29 Mayıs 2010 Cumartesi

Zamanı Durdur

Eğer bir alıcı çıksaydı, bir şeytan mesela, ne karşılığında satardınız ruhunuzu, ne karşılığında cehennemlerde yanmaya razı olurdunuz?
Bir volkan gibi, içi çağıldayan çılgın alevlerle dolu olduğu halde aynı zamanda bir selvi ağacı kadar da huzurlu olan bir aşkı, böyle bir mucizeyi, bir tek gün zerdali çiçeklerinin döküldüğü gizli bir bahçede, bir sevgiliyle yaşamak karşılığında satar mıydınız ruhunuzu?
Parlak beyaz duvarları floresan lambalarının sert ışıklarıyla aydınlanmış bir laboratuvarda bir geceyarısı kan çanağına dönmüş gözlerinizle mikroskobunuza bakarken, kanserin çaresini keşfetmek karşılığında atar mıydınız ruhunuzu ateşlere?

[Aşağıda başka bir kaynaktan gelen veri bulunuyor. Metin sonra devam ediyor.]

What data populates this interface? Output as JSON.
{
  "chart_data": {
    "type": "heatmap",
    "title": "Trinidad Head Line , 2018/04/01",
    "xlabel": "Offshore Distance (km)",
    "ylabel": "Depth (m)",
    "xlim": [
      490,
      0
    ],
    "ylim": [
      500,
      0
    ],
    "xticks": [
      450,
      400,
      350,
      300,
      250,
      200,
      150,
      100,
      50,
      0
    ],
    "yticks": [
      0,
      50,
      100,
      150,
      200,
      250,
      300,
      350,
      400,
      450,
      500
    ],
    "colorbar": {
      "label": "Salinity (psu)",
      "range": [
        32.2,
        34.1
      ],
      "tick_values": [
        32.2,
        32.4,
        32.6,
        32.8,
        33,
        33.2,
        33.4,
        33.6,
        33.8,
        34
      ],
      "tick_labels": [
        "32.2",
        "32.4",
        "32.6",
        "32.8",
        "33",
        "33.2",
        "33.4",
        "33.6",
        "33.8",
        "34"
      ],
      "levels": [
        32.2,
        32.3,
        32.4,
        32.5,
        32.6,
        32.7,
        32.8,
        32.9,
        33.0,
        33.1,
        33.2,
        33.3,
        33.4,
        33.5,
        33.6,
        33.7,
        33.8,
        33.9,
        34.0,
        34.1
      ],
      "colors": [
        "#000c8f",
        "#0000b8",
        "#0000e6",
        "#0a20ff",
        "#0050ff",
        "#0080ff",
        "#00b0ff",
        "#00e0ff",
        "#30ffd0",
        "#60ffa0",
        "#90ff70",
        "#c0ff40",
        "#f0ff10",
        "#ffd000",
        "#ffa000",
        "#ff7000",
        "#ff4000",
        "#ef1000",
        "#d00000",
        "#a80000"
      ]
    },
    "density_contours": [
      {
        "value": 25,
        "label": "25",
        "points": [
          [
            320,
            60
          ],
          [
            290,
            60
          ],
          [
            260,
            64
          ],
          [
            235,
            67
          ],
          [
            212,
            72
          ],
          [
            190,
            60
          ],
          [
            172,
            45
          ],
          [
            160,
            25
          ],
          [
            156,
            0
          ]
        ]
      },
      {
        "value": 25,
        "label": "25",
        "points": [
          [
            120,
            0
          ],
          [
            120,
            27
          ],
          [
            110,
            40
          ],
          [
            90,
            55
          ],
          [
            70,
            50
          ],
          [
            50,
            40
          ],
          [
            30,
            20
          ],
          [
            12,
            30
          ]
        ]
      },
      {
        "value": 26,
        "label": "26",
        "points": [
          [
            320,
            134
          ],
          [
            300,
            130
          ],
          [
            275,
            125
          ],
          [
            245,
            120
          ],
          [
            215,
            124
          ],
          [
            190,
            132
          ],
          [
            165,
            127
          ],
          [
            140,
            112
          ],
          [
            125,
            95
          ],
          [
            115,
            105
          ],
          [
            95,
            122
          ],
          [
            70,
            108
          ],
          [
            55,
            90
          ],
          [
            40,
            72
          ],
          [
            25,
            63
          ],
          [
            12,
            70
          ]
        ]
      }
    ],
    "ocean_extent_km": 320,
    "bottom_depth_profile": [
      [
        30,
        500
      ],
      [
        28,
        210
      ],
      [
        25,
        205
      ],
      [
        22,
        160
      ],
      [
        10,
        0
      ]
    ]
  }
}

Bir sabaha karşı, askerlerin dipçiklerle kapıları kırıp evlere girerek insanları taradığı bir darbenin liderliğini yapan, insanları darağaçlarına, zindanlara sürükleyip korkutan, herkesin karşısında titreyerek selam durduğu bir general olma karşılığında vazgeçer miydiniz ruhunuzdan?
Bütün dünyanın soluk soluğa seyrettiği bir film çekebilme yeteneğinin size bağışlanması, ruhunuza biçtiğiniz fiyatı karşılar mıydı?
Yoksa ruhunuzu hiç bir bedel karşılığında satmaz mısınız, sakin bedeninizin içindeki sakin ruhunuzla, hiçbir değiş tokuşa razı gelmeden mi sürdürmek istersiniz ömrünüzü?
Ruhunuzu, hiçbir bedel karşılığında satılmayacak kadar kıymetli mi buluyorsunuz?
Yoksa ruhunuzu satmaya razısınız da, korkularınız mı buna engel oluyor?
Goethe, kimine göre gelmiş geçmiş en zeki insan, Faust'u 'ruhunu satmak' üzerine yazmıştı.
Doktor Faust şeytanla yaptığı pazarlıkta, 'şimdi zaman dursun' diyecek kadar mutlu olup, 'zaman dursun' dediğinde ruhunu şeytana satacaktı.
Siz, nasıl bir anda 'zaman dursun' derdiniz?
Sizi, geriye kalan ömrünüzü aynı anın içinde geçirmeye razı edecek kadar mutlu edebilecek olay nedir?
Hayatınızın filmini hangi karede dondurmak isterdiniz?
Hangi kareyi dondurmak için ruhunuzu satardınız?
Geçmişinizde var mı böyle bir an?
Yoksa böyle bir anın sizi gelecekte beklediğini mi hayal ediyorsunuz?
Ruhunuzu satmak için şeytanla pazarlık eder miydiniz?
Ya şeytan, o kötü melek, sizin ruhunuzu satın alınacak kadar değerli bulur muydu?
Ülkenizi, darbeci generallerden korkmayacak kadar güçlü bir ülke yapmak için satar mısınız ruhunuzu, ya da insanların birbirini öldürmediği bir ülke yapmak için?
Bir kadınla seviştiğiniz anı mı sonsuza kadar uzatmak istersiniz, yoksa sevgilinizin size yaslanıp 'seni seviyorum' dediği anı mı?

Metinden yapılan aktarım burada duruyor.